I don’t think he noticed the mug of coffee or the cat on his lap, he was too intent on me, chin up, eyes calm and steady. A bit like a film star playing a spy going to his execution. Prepared to suffer, prepared to die for what he believed in. Suddenly I realised that I knew nothing like enough about men to understand what forces would impel a Duncan Forsythe to do this. All I did know was that if I accepted his invitation, I was going to trigger a chain of events that had the power to ruin both of us.

How fast is thought? How long did it take me to sit there, wordless, and make up my mind? Harold aside, I’m happy with my lot—with myself, my sexuality, my code of behaviour, my life. But he, poor man, doesn’t even know who or what he is. I don’t have the remotest idea why he wants me, only that he’s brought himself to the necessary pitch to come asking. On the strength of three little encounters.

“Thank you, Mr. Forsythe,” I said. “I would be delighted to have dinner with you.”

For a moment he looked absolutely taken aback, then that smile that turns me into a melted puddle lit up his face and his eyes. “I’ve booked a table at the Chelsea for seven o’clock,” he said, finally saw the coffee and picked it up to sip at it.

The Chelsea. Gord Aggie! The hospital grapevine is definitely right, he’s not a philanderer. He was planning to take me to eat at the poshest restaurant between the City and Prunier’s, where half the customers would recognise him in an instant.
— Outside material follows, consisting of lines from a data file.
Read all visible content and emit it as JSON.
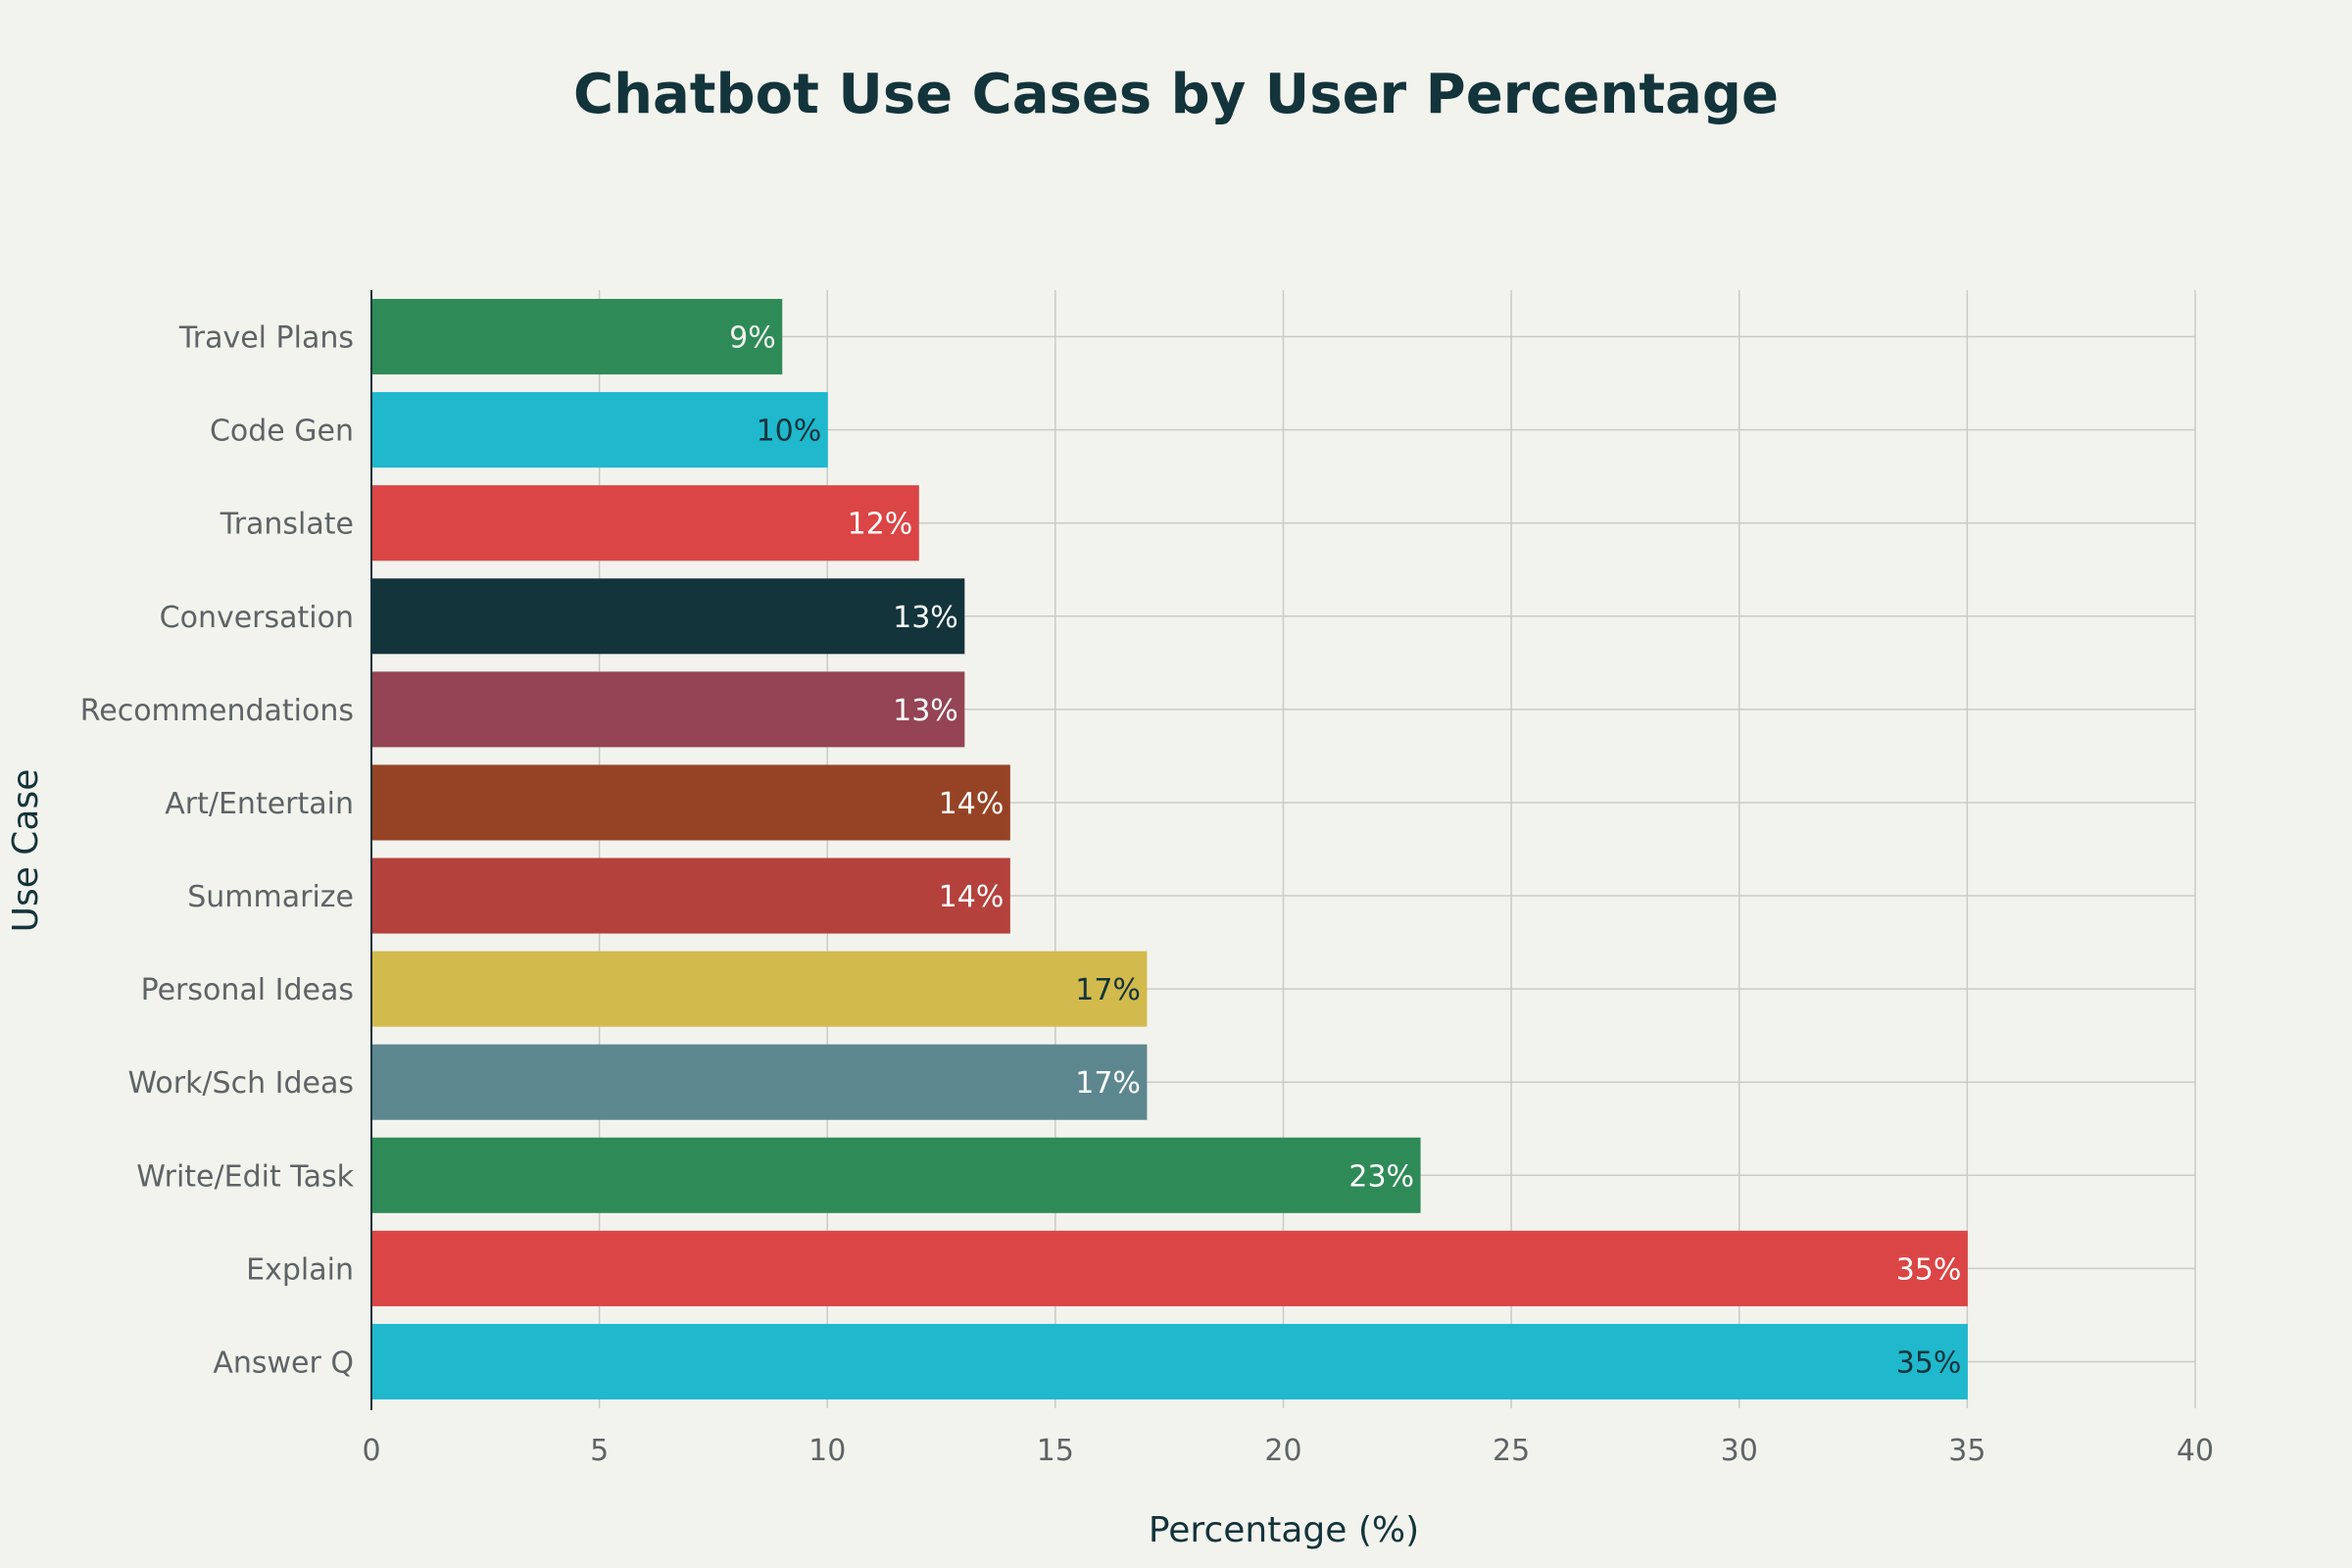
{
  "chart_data": {
    "type": "bar",
    "orientation": "horizontal",
    "title": "Chatbot Use Cases by User Percentage",
    "xlabel": "Percentage (%)",
    "ylabel": "Use Case",
    "xlim": [
      0,
      40
    ],
    "xticks": [
      0,
      5,
      10,
      15,
      20,
      25,
      30,
      35,
      40
    ],
    "grid": true,
    "categories": [
      "Travel Plans",
      "Code Gen",
      "Translate",
      "Conversation",
      "Recommendations",
      "Art/Entertain",
      "Summarize",
      "Personal Ideas",
      "Work/Sch Ideas",
      "Write/Edit Task",
      "Explain",
      "Answer Q"
    ],
    "values": [
      9,
      10,
      12,
      13,
      13,
      14,
      14,
      17,
      17,
      23,
      35,
      35
    ],
    "value_labels": [
      "9%",
      "10%",
      "12%",
      "13%",
      "13%",
      "14%",
      "14%",
      "17%",
      "17%",
      "23%",
      "35%",
      "35%"
    ],
    "colors": [
      "#2e8b57",
      "#1fb8cd",
      "#db4545",
      "#13343b",
      "#944454",
      "#964325",
      "#b4413c",
      "#d2ba4c",
      "#5d878f",
      "#2e8b57",
      "#db4545",
      "#1fb8cd"
    ],
    "label_colors": [
      "#f3f3ee",
      "#13343b",
      "#ffffff",
      "#ffffff",
      "#ffffff",
      "#ffffff",
      "#ffffff",
      "#13343b",
      "#ffffff",
      "#ffffff",
      "#ffffff",
      "#13343b"
    ]
  }
}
“Not the Chelsea, sir,” I said gently. “I don’t have that sort of wardrobe. Would you mind the Bohemian up the street? Russian Egg and Rostbraten Esterhazy for ten bob.”

“Wherever you like,” he said, looking as if some huge burden had been lifted from his shoulders. Then he put the mug down and rose to his feet, deposited Marceline back in her chair. “I’m sure you’d like to have some time to yourself,” he said then with the courtesy he was famous for, “so I’ll sit in my car outside and wait for you to come out.” At the door he stopped. “Ought I to go ahead of you, make a reservation?”